RTDIP Ingestion Pipeline Framework
RTDIP has been built to simplify ingesting and querying time series data. One of the most anticipated features of the Real Time Data Ingestion Platform for 2023 is the ability to create streaming and batch ingestion pipelines according to requirements of the source of the data and needs of the data consumer.
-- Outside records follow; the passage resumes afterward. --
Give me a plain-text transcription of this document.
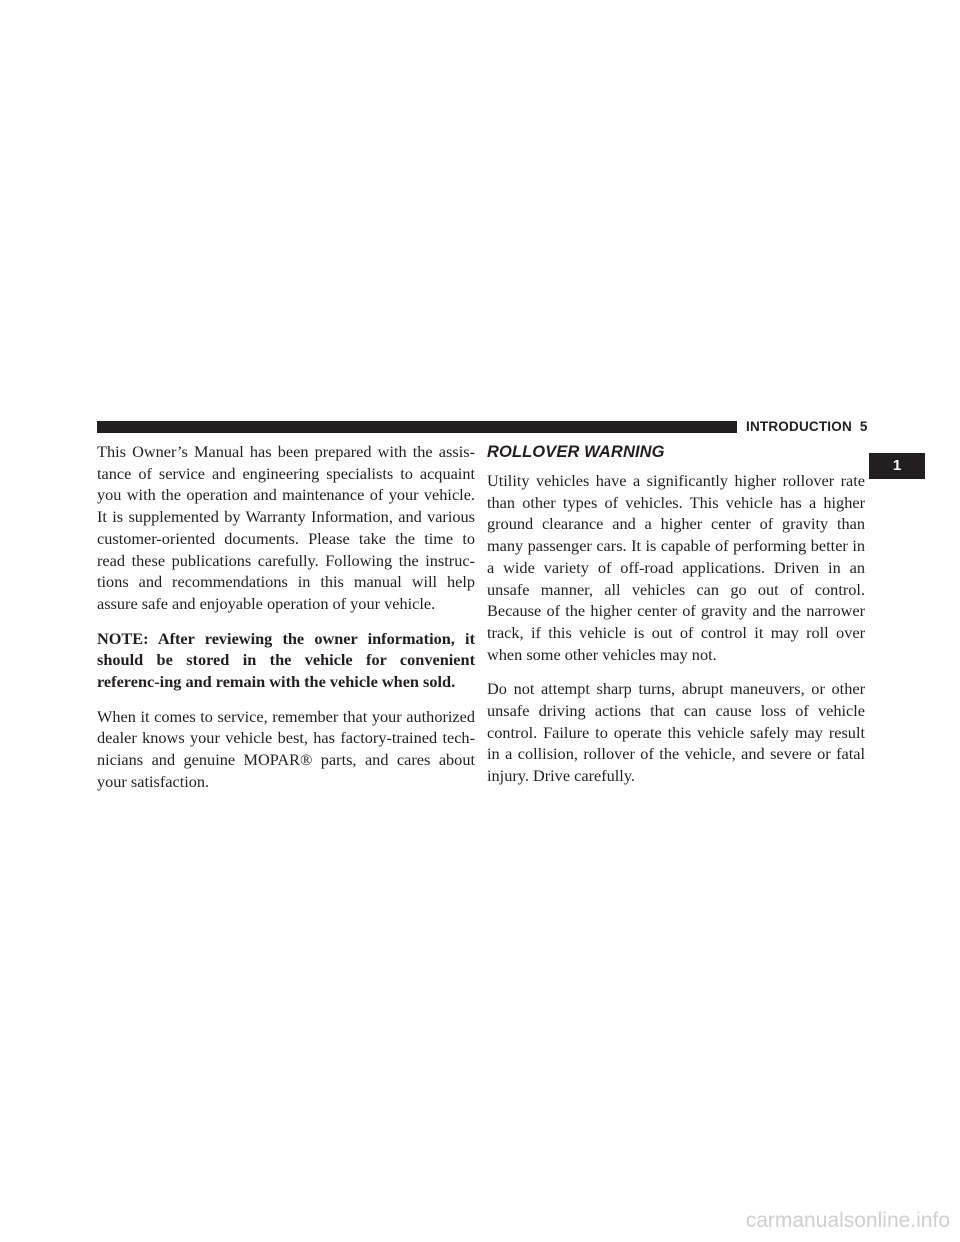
INTRODUCTION 5
1

This Owner’s Manual has been prepared with the assis-tance of service and engineering specialists to acquaint you with the operation and maintenance of your vehicle. It is supplemented by Warranty Information, and various customer-oriented documents. Please take the time to read these publications carefully. Following the instruc-tions and recommendations in this manual will help assure safe and enjoyable operation of your vehicle.

NOTE: After reviewing the owner information, it should be stored in the vehicle for convenient referenc-ing and remain with the vehicle when sold.

When it comes to service, remember that your authorized dealer knows your vehicle best, has factory-trained tech-nicians and genuine MOPAR® parts, and cares about your satisfaction.

ROLLOVER WARNING

Utility vehicles have a significantly higher rollover rate than other types of vehicles. This vehicle has a higher ground clearance and a higher center of gravity than many passenger cars. It is capable of performing better in a wide variety of off-road applications. Driven in an unsafe manner, all vehicles can go out of control. Because of the higher center of gravity and the narrower track, if this vehicle is out of control it may roll over when some other vehicles may not.

Do not attempt sharp turns, abrupt maneuvers, or other unsafe driving actions that can cause loss of vehicle control. Failure to operate this vehicle safely may result in a collision, rollover of the vehicle, and severe or fatal injury. Drive carefully.

carmanualsonline.info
Of equal importance is the need to query this data and an article that focuses on egress will follow in due course.
Overview
The goal of the RTDIP Ingestion Pipeline framework is:
- Support python and pyspark to build pipeline components
- Enable execution of sources, transformers, sinks/destinations and utilities components in a framework that can execute them in a defined order
- Create modular components that can be leveraged as a step in a pipeline task using Object Oriented Programming techniques included Interfaces and Implementations per component type
- Deploy pipelines to popular orchestration engines
- Ensure pipelines can be constructed and executed using the RTDIP SDK and rest APIs
Pipeline Jobs
The RTDIP Data Ingestion Pipeline Framework will follow the typical convention of a job that users will be familiar with if they have used orchestration engines such as Apache Airflow or Databricks Workflows.
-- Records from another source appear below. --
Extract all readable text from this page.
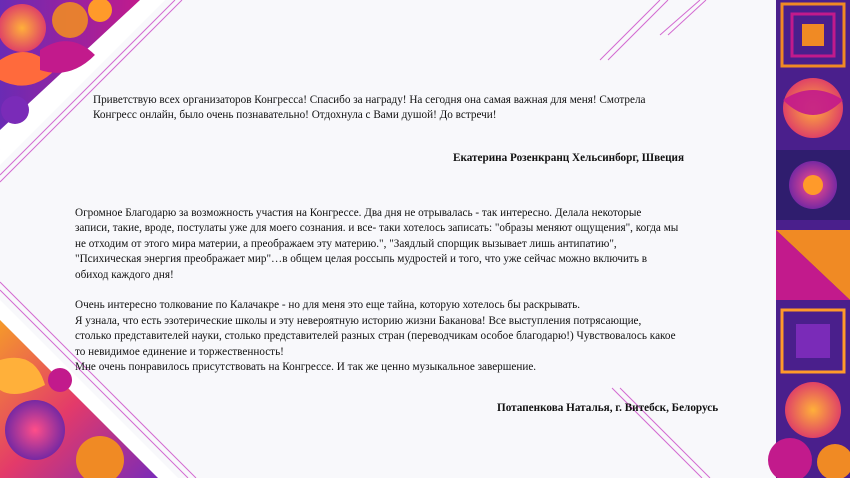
Приветствую всех организаторов Конгресса! Спасибо за награду! На сегодня она самая важная для меня! Смотрела
Конгресс онлайн, было очень познавательно! Отдохнула с Вами душой! До встречи!
Екатерина Розенкранц Хельсинборг, Швеция
Огромное Благодарю за возможность участия на Конгрессе. Два дня не отрывалась - так интересно. Делала некоторые
записи, такие, вроде, постулаты уже для моего сознания. и все- таки хотелось записать: "образы меняют ощущения", когда мы
не отходим от этого мира материи, а преображаем эту материю.", "Заядлый спорщик вызывает лишь антипатию",
"Психическая энергия преображает мир"…в общем целая россыпь мудростей и того, что уже сейчас можно включить в
обиход каждого дня!
Очень интересно толкование по Калачакре - но для меня это еще тайна, которую хотелось бы раскрывать.
Я узнала, что есть эзотерические школы и эту невероятную историю жизни Баканова! Все выступления потрясающие,
столько представителей науки, столько представителей разных стран (переводчикам особое благодарю!) Чувствовалось какое
то невидимое единение и торжественность!
Мне очень понравилось присутствовать на Конгрессе. И так же ценно музыкальное завершение.
Потапенкова Наталья, г. Витебск, Белорусь
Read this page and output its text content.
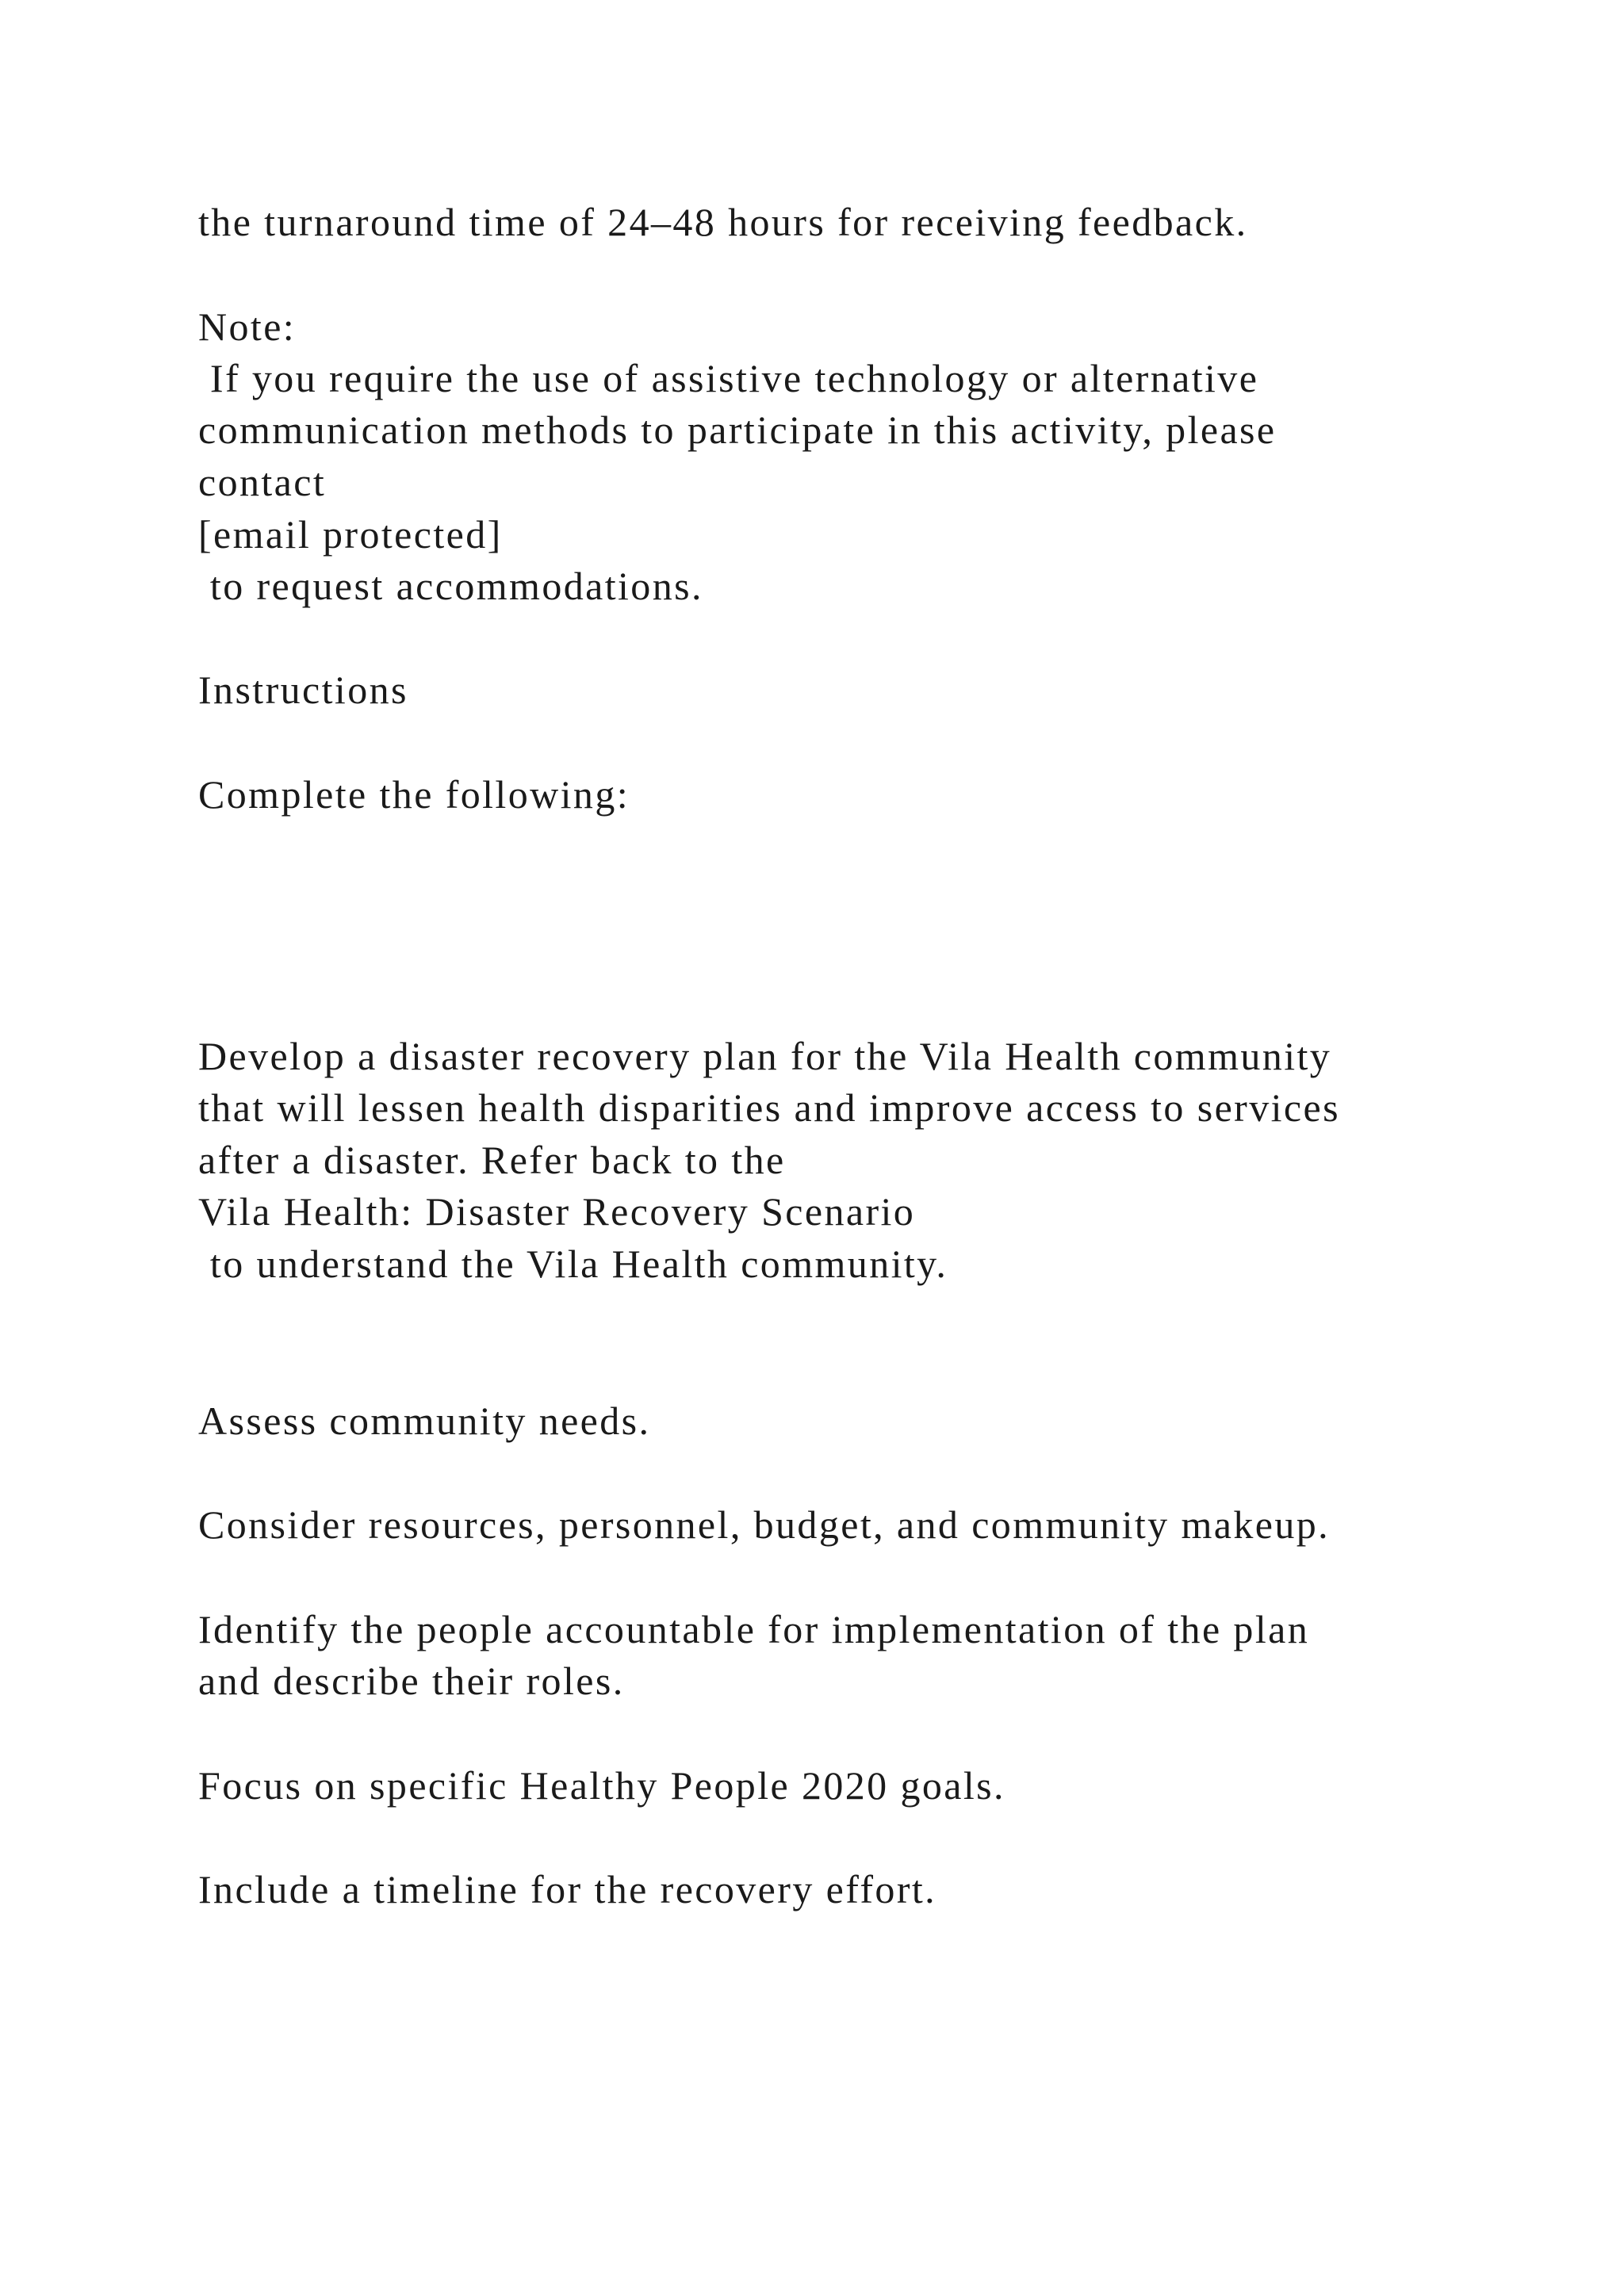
the turnaround time of 24–48 hours for receiving feedback.

Note:

If you require the use of assistive technology or alternative

communication methods to participate in this activity, please

contact

[email protected]

to request accommodations.

Instructions

Complete the following:

Develop a disaster recovery plan for the Vila Health community

that will lessen health disparities and improve access to services

after a disaster. Refer back to the

Vila Health: Disaster Recovery Scenario

to understand the Vila Health community.

Assess community needs.

Consider resources, personnel, budget, and community makeup.

Identify the people accountable for implementation of the plan

and describe their roles.

Focus on specific Healthy People 2020 goals.

Include a timeline for the recovery effort.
A pipeline job consists of the following components:
erDiagram
JOB ||--|{ TASK : contains
TASK ||--|{ STEP : contains
JOB {
string name
string description
list task_list
}
TASK {
string name
string description
string depends_on_task
list step_list
bool batch_task
}
STEP {
string name
string description
list depends_on_step
list provides_output_to_step
class component
dict component_parameters
}
As per the above, a pipeline job consists of a list of tasks. Each task consists of a list of steps. Each step consists of a component and a set of parameters that are passed to the component. Dependency Injection will ensure that each component is instantiated with the correct parameters.
Pipeline Runtime Environments
Python | Apache Spark | Databricks | Delta Live Tables |
---|---|---|---|
Pipelines will be able to run in multiple environment types. These will include:
- Python: Components will be written in python and executed on a python runtime
- Pyspark: Components will be written in pyspark and executed on an open source Apache Spark runtime
- Databricks: Components will be written in pyspark and executed on a Databricks runtime
- Delta Live Tables: Components will be written in pyspark and executed on a Databricks runtime and will write to Delta Live Tables
Runtimes will take precedence depending on the list of components in a pipeline task.
- Pipelines with at least one Databricks or DLT component will be executed in a Databricks environment
- Pipelines with at least one Pyspark component will be executed in a Pyspark environment
- Pipelines with only Python components will be executed in a Python environment
Pipeline Clouds
Certain components are related to cloud providers and in the tables below, it is indicated which cloud provider is related to its specific component. It does not mean that the component can only run in that cloud, instead its highlighting that the component is related to that cloud provider.
Cloud | Target |
---|---|
Azure | Q1-Q2 2023 |
AWS | Q2-Q4 2023 |
GCP | 2024 |
Pipeline Orchestration
Airflow | Databricks | Dagster |
---|---|---|
Pipelines will be able to be deployed to orchestration engines so that users can schedule and execute jobs using their preferred orchestration engine.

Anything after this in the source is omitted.